- Guazacapán Location in Guatemala
- Coordinates: 14°04′N 90°25′W﻿ / ﻿14.067°N 90.417°W
- Country: Guatemala
- Department: Santa Rosa

Area
- • Municipality and town: 50 sq mi (130 km^{2})

Population (2018 census)
- • Municipality and town: 18,855
- • Density: 380/sq mi (150/km^{2})
- • Urban: 12,195
- Climate: Aw

= Guazacapán =

Guazacapán (/es/) is a town located in Santa Rosa Department in south-west Guatemala.
Guazacapán is also the name of the municipality in Santa Rosa Department around the town of Guazacapán. The municipality of Guazacapán covers an area of 130 km^{2} with a population of 18,855, according to the 2018 census.

== History ==
The town dates back to pre-Columbian times, being in existence prior to the arrival of the Spanish Conquistadores in the 16th century.

Guazacapán is known for the supposed witchcraft that used to be widely practiced by the indigenous people. The last of the great wizards, Pedro Dávila, died in 1974, and the craft is quickly being forgotten. There are still a few people who practice "white magic" in Guazacapán.
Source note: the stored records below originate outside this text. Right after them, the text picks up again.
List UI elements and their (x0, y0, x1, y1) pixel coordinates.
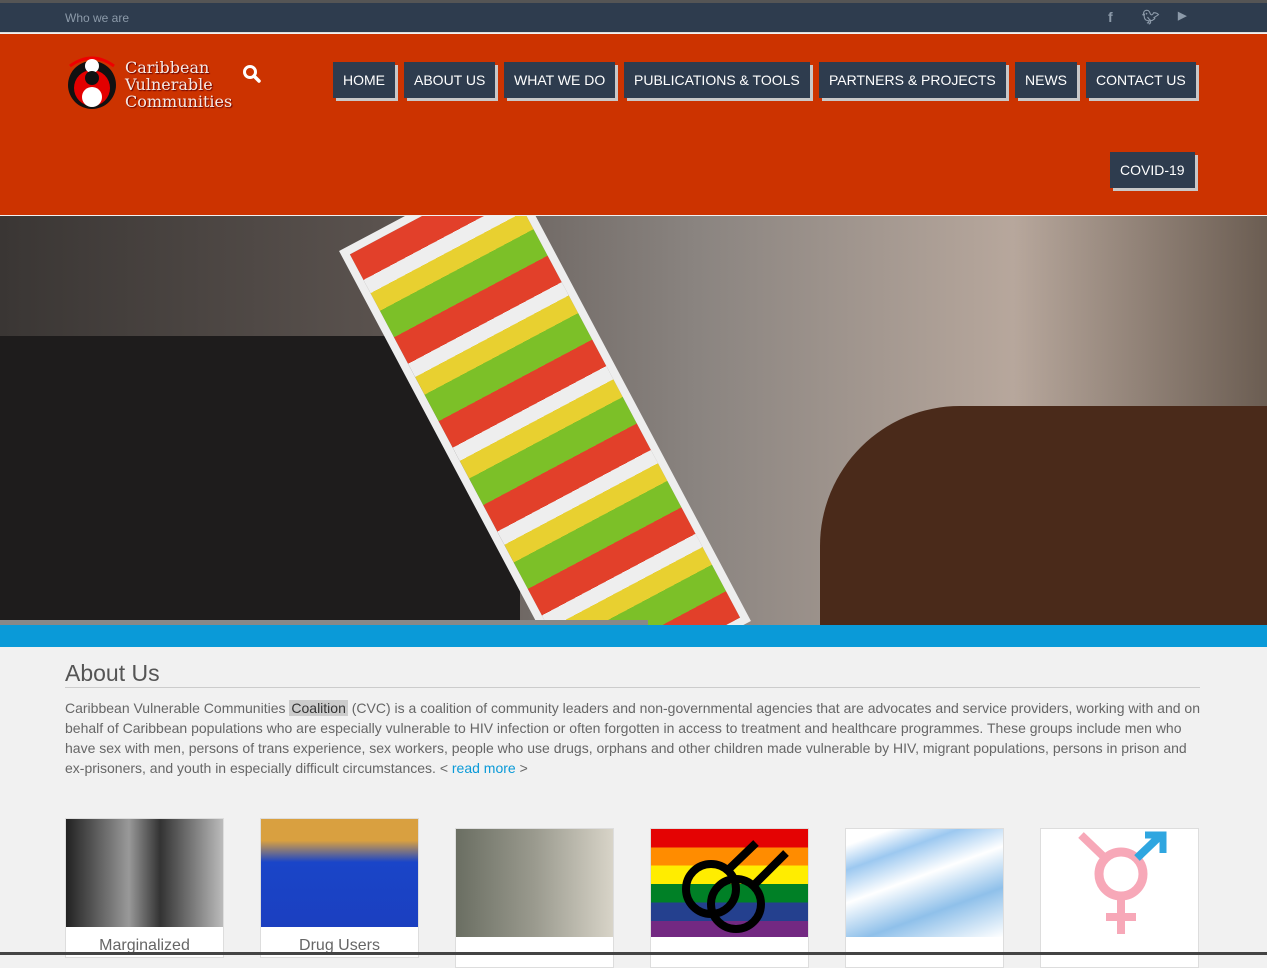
twitter-icon[interactable]: 🐦︎ (1142, 9, 1160, 26)
card-image (651, 829, 808, 937)
facebook-icon[interactable]: f (1108, 9, 1113, 25)
nav-home[interactable]: HOME (333, 62, 395, 98)
card-image (1041, 829, 1198, 937)
logo-line: Communities (125, 92, 233, 111)
youtube-icon[interactable]: ▶ (1178, 9, 1186, 22)
card-image (261, 819, 418, 927)
hero-hand (820, 406, 1267, 625)
hero-slider-image[interactable] (0, 216, 1267, 625)
top-bar: Who we are f 🐦︎ ▶ (0, 3, 1267, 33)
nav-partners-projects[interactable]: PARTNERS & PROJECTS (819, 62, 1006, 98)
nav-covid-19[interactable]: COVID-19 (1110, 152, 1195, 188)
bracket: < (439, 760, 452, 776)
card-msm[interactable] (650, 828, 809, 968)
card-sex-workers[interactable] (455, 828, 614, 968)
logo-line: Vulnerable (125, 75, 213, 94)
card-marginalized[interactable]: Marginalized (65, 818, 224, 958)
accent-bar (0, 625, 1267, 647)
read-more-link[interactable]: read more (452, 760, 516, 776)
bracket: > (515, 760, 528, 776)
card-image (846, 829, 1003, 937)
nav-what-we-do[interactable]: WHAT WE DO (504, 62, 616, 98)
transgender-symbol-icon (1078, 831, 1167, 934)
nav-about-us[interactable]: ABOUT US (404, 62, 496, 98)
card-image (66, 819, 223, 927)
search-icon[interactable] (242, 64, 262, 84)
cvc-logo[interactable] (66, 52, 118, 110)
nav-contact-us[interactable]: CONTACT US (1086, 62, 1196, 98)
nav-publications-tools[interactable]: PUBLICATIONS & TOOLS (624, 62, 810, 98)
divider (65, 687, 1200, 688)
highlighted-word: Coalition (289, 700, 348, 716)
site-header: Caribbean Vulnerable Communities HOME AB… (0, 34, 1267, 215)
logo-line: Caribbean (125, 58, 210, 77)
card-drug-users[interactable]: Drug Users (260, 818, 419, 958)
male-symbols-icon (682, 840, 789, 933)
logo-text[interactable]: Caribbean Vulnerable Communities (125, 59, 232, 110)
who-we-are-link[interactable]: Who we are (65, 11, 129, 25)
about-text: Caribbean Vulnerable Communities (65, 700, 290, 716)
about-us-heading: About Us (65, 660, 160, 686)
about-us-text: Caribbean Vulnerable Communities Coaliti… (65, 698, 1205, 778)
card-migrants[interactable] (845, 828, 1004, 968)
nav-news[interactable]: NEWS (1015, 62, 1077, 98)
card-trans[interactable] (1040, 828, 1199, 968)
card-image (456, 829, 613, 937)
The Guazacapán area was once inhabited by Xinca, one of Guatemala's indigenous groups. They settled there after the Pipil. Currently, there are efforts being made to teach the ancient Xinca language (Guazacapán) to the newer generations. There is in the town a rich history, and the people who live there keep that history alive through celebrations that incorporate traditional costume, marimba music and folkloric dance.